Apparently, I'm not alone. I'm never alone. Someone else out there is feeling like a failure, so here it is. You and I, we can feel like crap together.
10. I have one client who won't pay me, and another client just quit me, and I'm pretty sure there's no reason to keep pretending that I own a business when I'm not making any money.
9. The only thing I want to do is coach and get paid for it, but apparently I can only coach for free - no one is willing to pay me. This is very sad for me.
8. When I think of quitting my business I want to curl up in a ball and cry.
7. I have no idea what I would do besides this, and that makes me even more depressed. And then I think it'll be impossible to get a job. And then I think maybe I should temp as a secretary and that depresses me even more, because why did I get two Master's degrees if I was just going to be a secretary. I could do that with a lot less education.

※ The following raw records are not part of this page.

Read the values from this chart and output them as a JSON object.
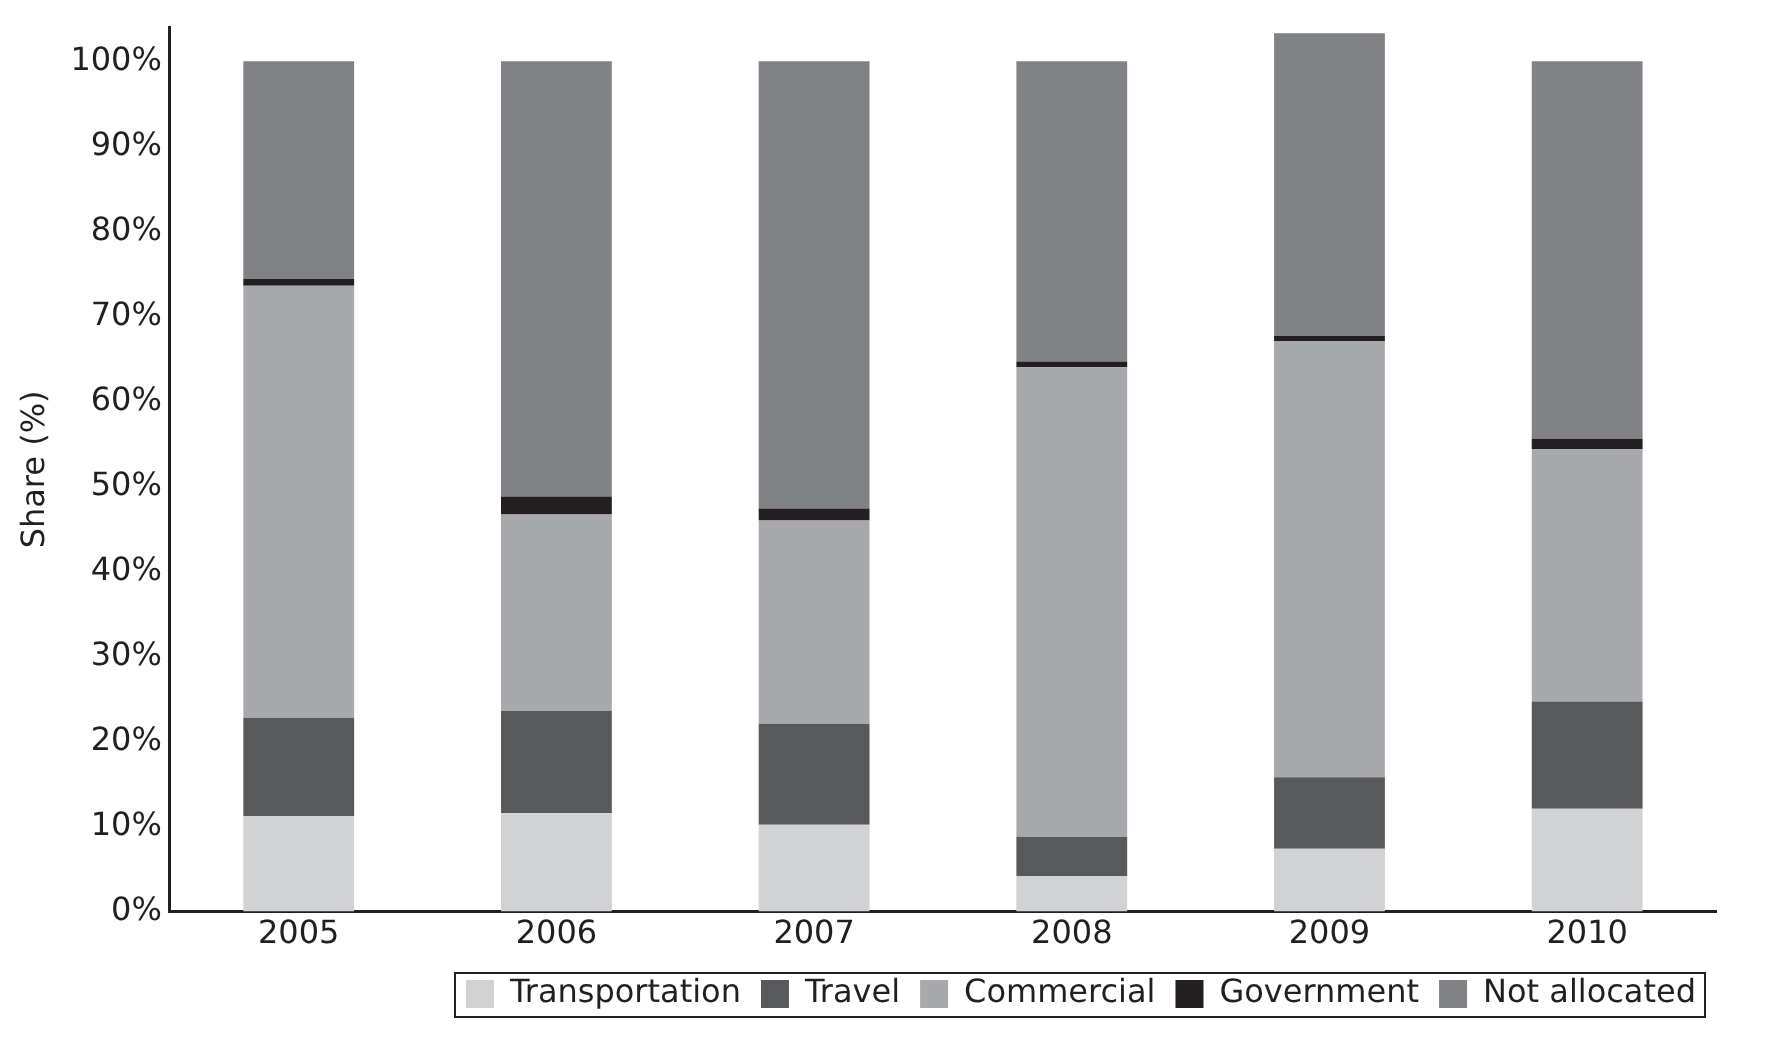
{
  "chart_data": {
    "type": "bar",
    "stacked": true,
    "ylabel": "Share (%)",
    "categories": [
      "2005",
      "2006",
      "2007",
      "2008",
      "2009",
      "2010"
    ],
    "series": [
      {
        "name": "Transportation",
        "color": "#d1d2d4",
        "values": [
          11.2,
          11.6,
          10.2,
          4.2,
          7.4,
          12.1
        ]
      },
      {
        "name": "Travel",
        "color": "#58595b",
        "values": [
          11.6,
          12.0,
          11.9,
          4.6,
          8.4,
          12.6
        ]
      },
      {
        "name": "Commercial",
        "color": "#a7a9ac",
        "values": [
          50.8,
          23.1,
          23.9,
          55.2,
          51.3,
          29.7
        ]
      },
      {
        "name": "Government",
        "color": "#231f20",
        "values": [
          0.8,
          2.1,
          1.4,
          0.7,
          0.6,
          1.2
        ]
      },
      {
        "name": "Not allocated",
        "color": "#808285",
        "values": [
          25.6,
          51.2,
          52.6,
          35.3,
          35.6,
          44.4
        ]
      }
    ],
    "ylim": [
      0,
      104
    ],
    "yticks": [
      {
        "value": 0,
        "label": "0%"
      },
      {
        "value": 10,
        "label": "10%"
      },
      {
        "value": 20,
        "label": "20%"
      },
      {
        "value": 30,
        "label": "30%"
      },
      {
        "value": 40,
        "label": "40%"
      },
      {
        "value": 50,
        "label": "50%"
      },
      {
        "value": 60,
        "label": "60%"
      },
      {
        "value": 70,
        "label": "70%"
      },
      {
        "value": 80,
        "label": "80%"
      },
      {
        "value": 90,
        "label": "90%"
      },
      {
        "value": 100,
        "label": "100%"
      }
    ],
    "grid": false,
    "legend": "bottom"
  }
}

6. Then I think I should stay at home with my daughter, pull her out of preschool to save money, and then I realize I suck at being a stay at home mom and I look longingly at the corner where I'm going to cry.
5. Then I think I should be writing, and then I remember that I don't write every day, so clearly I'm not a real writer, and even considering trying to write for a living is total insanity.

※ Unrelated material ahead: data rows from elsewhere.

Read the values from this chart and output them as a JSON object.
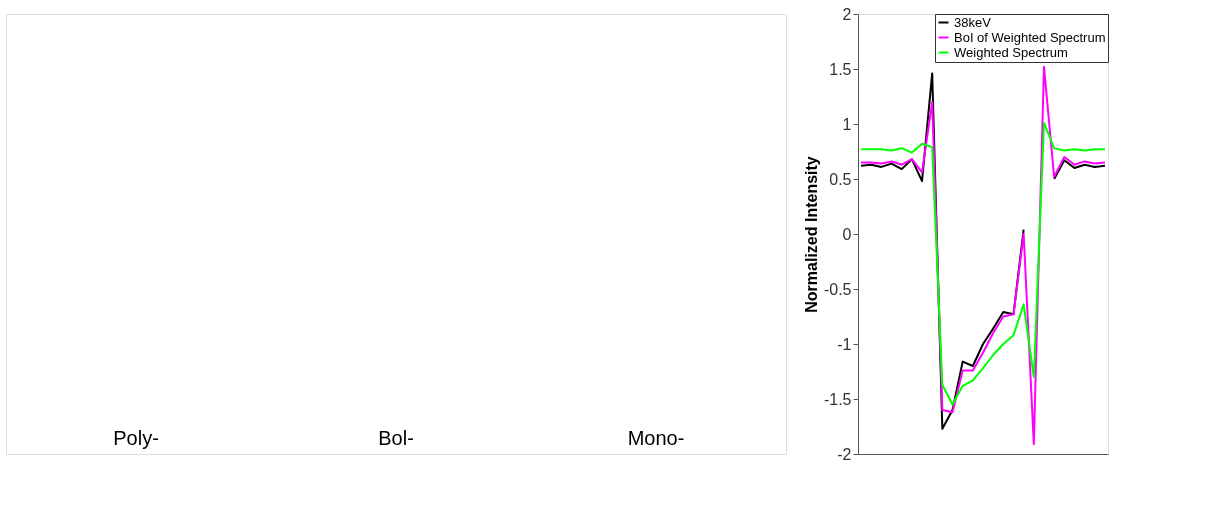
{
  "chart_data": [
    {
      "type": "other",
      "annotations": [
        "Poly-",
        "Bol-",
        "Mono-"
      ]
    },
    {
      "type": "line",
      "ylabel": "Normalized Intensity",
      "categories": [
        null,
        null,
        null,
        null,
        null,
        null,
        null,
        null,
        null,
        null,
        null,
        null,
        null,
        null,
        null,
        null,
        null,
        null,
        null,
        null,
        null,
        null,
        null,
        null,
        null
      ],
      "ylim": [
        -2,
        2
      ],
      "yticks": [
        -2,
        -1.5,
        -1,
        -0.5,
        0,
        0.5,
        1,
        1.5,
        2
      ],
      "tick_labels": "y",
      "grid": false,
      "legend": "top right",
      "marker": "none",
      "line_style": "solid",
      "series": [
        {
          "name": "38keV",
          "color": "#000000",
          "values": [
            0.62,
            0.63,
            0.61,
            0.64,
            0.59,
            0.68,
            0.48,
            1.46,
            -1.77,
            -1.6,
            -1.16,
            -1.2,
            -1.0,
            -0.86,
            -0.71,
            -0.73,
            0.04,
            null,
            null,
            0.5,
            0.67,
            0.6,
            0.63,
            0.61,
            0.62
          ]
        },
        {
          "name": "BoI of Weighted Spectrum",
          "color": "#ff00ff",
          "values": [
            0.65,
            0.65,
            0.64,
            0.66,
            0.63,
            0.68,
            0.56,
            1.2,
            -1.6,
            -1.62,
            -1.24,
            -1.24,
            -1.08,
            -0.9,
            -0.75,
            -0.73,
            0.0,
            -1.91,
            1.52,
            0.52,
            0.7,
            0.63,
            0.66,
            0.64,
            0.65
          ]
        },
        {
          "name": "Weighted Spectrum",
          "color": "#00ff00",
          "values": [
            0.77,
            0.77,
            0.77,
            0.76,
            0.78,
            0.74,
            0.82,
            0.79,
            -1.37,
            -1.55,
            -1.38,
            -1.33,
            -1.22,
            -1.1,
            -1.0,
            -0.92,
            -0.64,
            -1.3,
            1.01,
            0.78,
            0.76,
            0.77,
            0.76,
            0.77,
            0.77
          ]
        }
      ]
    }
  ]
}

4. I wonder what is wrong with me. I mean, my period isn't due for at least 2 more weeks and I'm taking my anti-depressant and using my anti-SAD light box, so why am I so sad?
3. I have made all the wrong choices in my career and there is no recovery.
2. I bought liquor and plan to drink some tonight while eating Oreos, because I have no self-control and I'm clearly a failure, so I might as well throw it all away.
1. Except I won't get drunk. I'll just get sad.
Welcome to the most depressing post ever. I hope that you feel better than me.